Below is an explaination of how this application uses various AWS applications to complete the transcoding process of Story media.

S3

We transcode uploaded Story media to mp4 and webm and use separate buckets for the pre-transcoded and transcoded files. When files are initially uploaded, they go to the appName-input bucket. After transcoding the transcoded files and the original uploaded file are placed in the appName-output bucket.

Input Bucket Name: appName-input
Output Bucket Name: appName-output

NOTE: For a full description of how our client app and our server handle Story media uploading, please see the Story Upload Flow documentation.

Access Control

Files within the bucket appName-output are publicly available individually, but the bucket itself, as a directory, is not publicly traversable.
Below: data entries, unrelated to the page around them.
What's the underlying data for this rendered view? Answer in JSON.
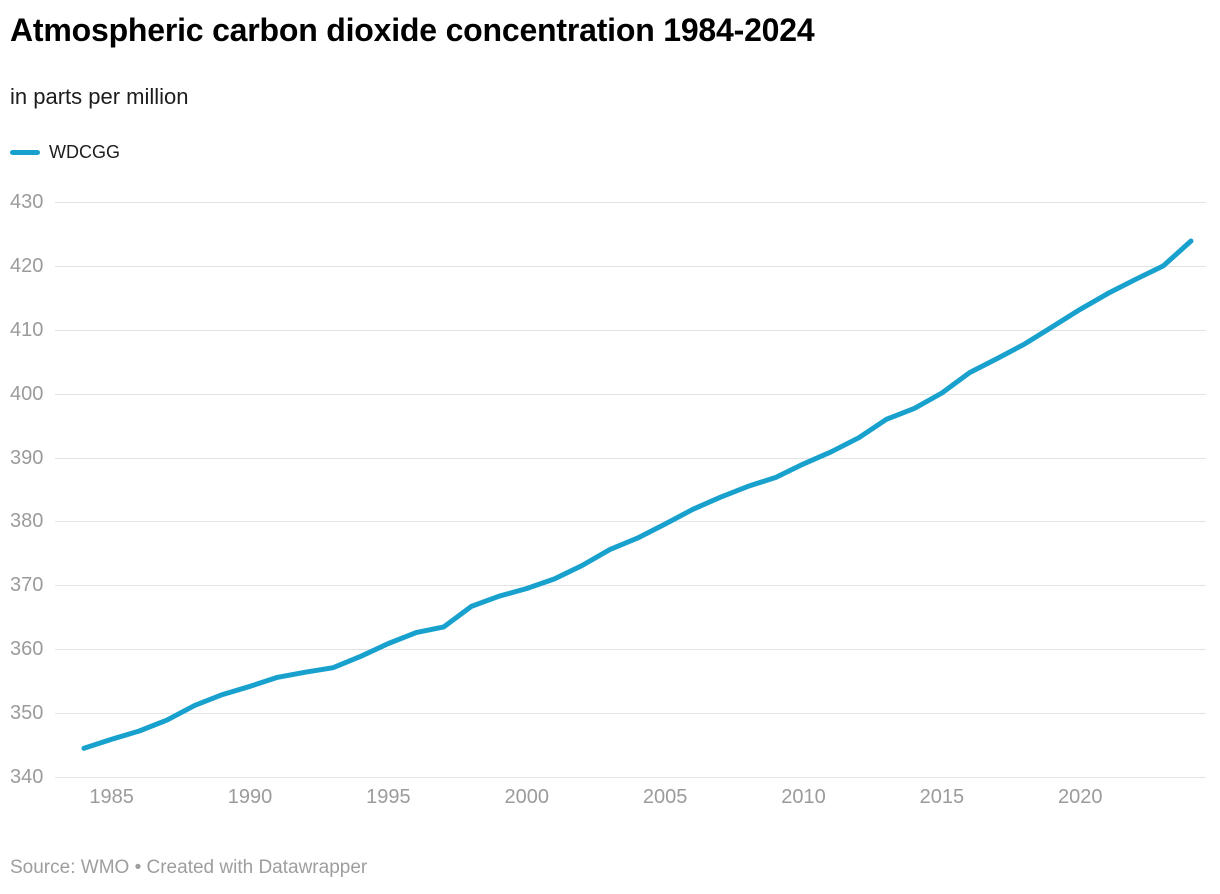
{
  "header": {
    "title": "Atmospheric carbon dioxide concentration 1984-2024",
    "subtitle": "in parts per million"
  },
  "legend": {
    "label": "WDCGG",
    "swatch_color": "#18a1cd"
  },
  "footer": {
    "source_text": "Source: WMO • Created with Datawrapper"
  },
  "colors": {
    "line": "#18a1cd",
    "grid": "#e3e3e3",
    "axis_text": "#9b9b9b",
    "title_text": "#000000",
    "subtitle_text": "#1d1d1d",
    "source_text": "#9e9e9e"
  },
  "chart_data": {
    "type": "line",
    "title": "Atmospheric carbon dioxide concentration 1984-2024",
    "subtitle": "in parts per million",
    "xlabel": "",
    "ylabel": "in parts per million",
    "xlim": [
      1984,
      2024
    ],
    "ylim": [
      340,
      430
    ],
    "yticks": [
      340,
      350,
      360,
      370,
      380,
      390,
      400,
      410,
      420,
      430
    ],
    "xticks": [
      1985,
      1990,
      1995,
      2000,
      2005,
      2010,
      2015,
      2020
    ],
    "grid": "horizontal",
    "legend_position": "top-left",
    "series": [
      {
        "name": "WDCGG",
        "color": "#18a1cd",
        "x": [
          1984,
          1985,
          1986,
          1987,
          1988,
          1989,
          1990,
          1991,
          1992,
          1993,
          1994,
          1995,
          1996,
          1997,
          1998,
          1999,
          2000,
          2001,
          2002,
          2003,
          2004,
          2005,
          2006,
          2007,
          2008,
          2009,
          2010,
          2011,
          2012,
          2013,
          2014,
          2015,
          2016,
          2017,
          2018,
          2019,
          2020,
          2021,
          2022,
          2023,
          2024
        ],
        "values": [
          344.5,
          345.9,
          347.2,
          348.9,
          351.2,
          352.9,
          354.2,
          355.6,
          356.4,
          357.1,
          358.9,
          360.9,
          362.6,
          363.5,
          366.7,
          368.3,
          369.5,
          371.0,
          373.1,
          375.6,
          377.4,
          379.6,
          381.9,
          383.8,
          385.5,
          386.9,
          389.0,
          390.9,
          393.1,
          396.0,
          397.7,
          400.1,
          403.3,
          405.5,
          407.8,
          410.5,
          413.2,
          415.7,
          417.9,
          420.0,
          423.9
        ]
      }
    ]
  }
}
The way this is achieved is as follows:

  1. The Bucket has a configured "Access Control List" that specifically allows only our admins to access the bucket at its root level: appName output access control list

  2. The Bucket has a configured "Bucket Policy" that grants "GetObject" permission to all users, authenticated or otherwise, to all files within the bucket: appName output bucket policy

Together, these two steps ensure that individual files within the appName_output bucket are reachable, while the bucket itself, at root, is not.

As for appName-input, the bucket is locked down so that only our admins have access to either root or the files contained within it: appName input access control list

Transcoding

We transcode uploaded Story media to mp4 and webm. The pipeline works as follows:

  1. To upload the Story media, the client app first requests a referenceId for a story from the server using the StoryJob#create endpoint.
  2. The client app uploads the Story media to S3 under appName-input/<referenceId>.<media-format>.
  3. An AWS lambda function listening to the appName-input bucket is triggered and tells our Elastic Transcoder Pipeline (ETP) setup to begin transcoding.
  4. The ETP pulls the uploaded Story media from appName-input and begins transcoding.
  5. The ETP finishes transcoding and places the transcoded files into appName-output/<media-format>-<s3_reference_id>.<media-format>.
  6. The ETP triggers Amazon's Simple Notification System (SNS), alerting SNS to its completion event.
  7. Another Lambda function is triggered by the ETP completion SNS and the Lambda function moves the original file from the input bucket to the output bucket. This process is a little less straightforward because the process for "moving" a file is to first copy it from one bucket to another, and then to delete the original copied file.
  8. The Lambda function, after moving the original file to the output bucket, constructs a message containing details about the transcoded and original file and triggers an SNS with this payload.
  9. This second SNS messages our server application, notifying it that the transcode job for the referenceId has completed. From this point on the server handles cleanup of its references to existing StoryJob objects for the user associated with the StoryJob for the given referenceId.

Transcoding Overview

NOTE: For a full description of how our client app and our Server handle story uploading, please see the Story Upload Flow documentation.